Court Opinion

ID: 7484436
Source: CourtListenerOpinion
Date Created: 2022-07-29 04:00:20.350392+00
Date Added: 2024-06-11T16:23:02.313284
License: Public Domain

ROBERTSON, Justice,
specially concurring:
I concur in the decision reached that the petition to enroll judgment was properly denied.
*926The quick-take statute was superimposed by the Legislature on existing eminent domain law. It would be an understatement to say that the patchwork quilt of eminent domain law is not quite clear. However, I think that the intent and purpose of the Legislature, as expressed in its statutes, is quite clear and unambiguous as to the Commission’s responsibility and duty to pay over to the landowner the difference between the 85% deposit and the jury verdict where the jury verdict is larger, and as to the clerk’s and landowner’s responsibility, as the case may be, to pay over to the Highway Commission the difference between the 85% deposit and the jury verdict where the jury verdict is for less than the amount of the deposit.

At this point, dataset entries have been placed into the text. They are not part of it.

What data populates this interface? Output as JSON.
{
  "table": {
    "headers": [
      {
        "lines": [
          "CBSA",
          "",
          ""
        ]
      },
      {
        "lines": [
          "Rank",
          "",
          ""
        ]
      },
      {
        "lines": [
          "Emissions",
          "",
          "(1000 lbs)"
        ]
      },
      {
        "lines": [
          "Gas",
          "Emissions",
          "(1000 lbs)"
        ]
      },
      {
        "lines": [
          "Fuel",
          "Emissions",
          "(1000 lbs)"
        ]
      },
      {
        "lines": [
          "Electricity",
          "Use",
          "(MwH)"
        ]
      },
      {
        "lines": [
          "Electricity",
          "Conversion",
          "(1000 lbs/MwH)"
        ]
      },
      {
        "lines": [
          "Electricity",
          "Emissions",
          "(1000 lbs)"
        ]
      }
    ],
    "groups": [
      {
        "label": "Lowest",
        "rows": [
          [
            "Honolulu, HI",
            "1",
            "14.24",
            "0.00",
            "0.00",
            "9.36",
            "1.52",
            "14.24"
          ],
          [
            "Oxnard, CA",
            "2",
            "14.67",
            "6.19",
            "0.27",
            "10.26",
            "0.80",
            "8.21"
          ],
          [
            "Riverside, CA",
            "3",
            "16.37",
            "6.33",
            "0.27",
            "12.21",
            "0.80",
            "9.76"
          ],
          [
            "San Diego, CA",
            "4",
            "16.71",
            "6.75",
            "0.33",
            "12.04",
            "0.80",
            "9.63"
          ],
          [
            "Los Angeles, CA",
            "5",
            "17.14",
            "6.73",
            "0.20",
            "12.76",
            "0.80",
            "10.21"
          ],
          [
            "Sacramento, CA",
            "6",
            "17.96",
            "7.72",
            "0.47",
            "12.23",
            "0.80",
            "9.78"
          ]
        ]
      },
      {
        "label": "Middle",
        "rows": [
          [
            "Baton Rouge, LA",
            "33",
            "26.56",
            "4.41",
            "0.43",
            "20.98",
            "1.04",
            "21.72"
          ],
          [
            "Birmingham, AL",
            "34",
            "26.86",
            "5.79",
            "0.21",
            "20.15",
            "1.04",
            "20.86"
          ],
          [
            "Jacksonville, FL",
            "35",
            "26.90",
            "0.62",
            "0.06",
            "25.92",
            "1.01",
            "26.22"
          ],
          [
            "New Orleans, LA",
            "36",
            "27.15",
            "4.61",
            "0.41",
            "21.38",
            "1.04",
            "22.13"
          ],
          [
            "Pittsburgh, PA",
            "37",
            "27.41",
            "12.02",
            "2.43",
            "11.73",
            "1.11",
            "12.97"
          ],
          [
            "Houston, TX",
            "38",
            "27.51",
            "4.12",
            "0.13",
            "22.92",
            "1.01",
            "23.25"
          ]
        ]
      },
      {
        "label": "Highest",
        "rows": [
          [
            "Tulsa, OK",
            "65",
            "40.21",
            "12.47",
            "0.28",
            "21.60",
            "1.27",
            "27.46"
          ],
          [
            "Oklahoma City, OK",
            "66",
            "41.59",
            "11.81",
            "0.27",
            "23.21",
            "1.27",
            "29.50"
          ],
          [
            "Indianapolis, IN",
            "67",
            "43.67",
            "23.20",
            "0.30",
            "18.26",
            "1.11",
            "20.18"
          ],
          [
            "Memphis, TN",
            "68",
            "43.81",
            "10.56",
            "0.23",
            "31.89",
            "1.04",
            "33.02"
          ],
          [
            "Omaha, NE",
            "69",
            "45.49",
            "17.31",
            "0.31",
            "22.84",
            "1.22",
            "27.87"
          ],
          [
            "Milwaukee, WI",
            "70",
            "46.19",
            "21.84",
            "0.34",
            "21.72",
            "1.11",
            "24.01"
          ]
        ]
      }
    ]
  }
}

I think that it was clearly the intent and purpose of the Legislature for all of this to be included in one comprehensive judgment rendered by the trial judge in the special eminent domain court.
In addition to the heavy responsibility resting squarely on the shoulders of the attorneys for the litigants to see that a proper and comprehensive judgment is prepared and presented to the trial judge, a measure of responsibility and duty rests upon the judge himself to see that the judgment which he renders is complete in all respects. After all, every step along the way is reflected in an order of the trial judge and is a matter of record in his court.
Mississippi Code Annotated, section 11-27-27 (1972), provides:
“§ 11-27-27. Transfer of title — procedure.
“Upon the return of the verdict and entry of the judgment, the applicant shall pay to defendants, or to the clerk if defendants absent themselves, the differences between the judgment and deposits previously made, if any; shall pay the costs of court, including the cost of jury service as is otherwise provided by law for the court in which the case is tried. Then, ownership of the property described in the petition shall be vested in petitioner and it may use said property as specified in the petition. If deposits previously made exceed the judgment, then the clerk or defendant to whom disbursement thereof has been made, as the case may be, shall pay such excess to the petitioner.” (Emphasis added).
Mississippi Code Annotated, section 11-27-29 (1972), styled “Appeals” again repeats the intent and purpose of the Legislature with this language:
“If the judgment be in excess of the sum, if any, deposited, and the petitioner, other than the state of Mississippi or any political subdivision thereof, desires an appeal, he shall deposit a sum, or a good and sufficient surety bond with a surety company authorized to do business in the state of Mississippi acceptable to the clerk, equal to double the amount of the judgment, less the amount of the deposit, if any, which shall be held exclusively to secure all damages assessed against petitioner. In any case where the deposit exceeds the compensation to be paid the defendants as determined by the final judgment, the excess shall be returned to the petitioner.” (Emphasis added).
In view of the fact that the special court of eminent domain had concluded the matter for which it was convened and a final judgment entered on February 8, 1974, the court of course had gone out of existence and could not consider and act upon a petition filed almost a year later on January 27, 1975.
It seems to me that the proper procedure now would be for the Commission to make demand upon the landowner that he pay the difference, between the deposit and the jury verdict, to the Highway Commission, as is clearly required under the provisions of Mississippi Code Annotated, sections 11— 27-27 and 11-27-29 (1972), and section 11-27-87 (1976 Supp.). If the landowner fails or refuses to promptly pay the difference to the Commission, then, according to my way of thinking, the Commission is clearly entitled to recover the difference in a separate suit brought against the landowner or landowners, as the case may be.
PATTERSON, P. J., joins in this opinion.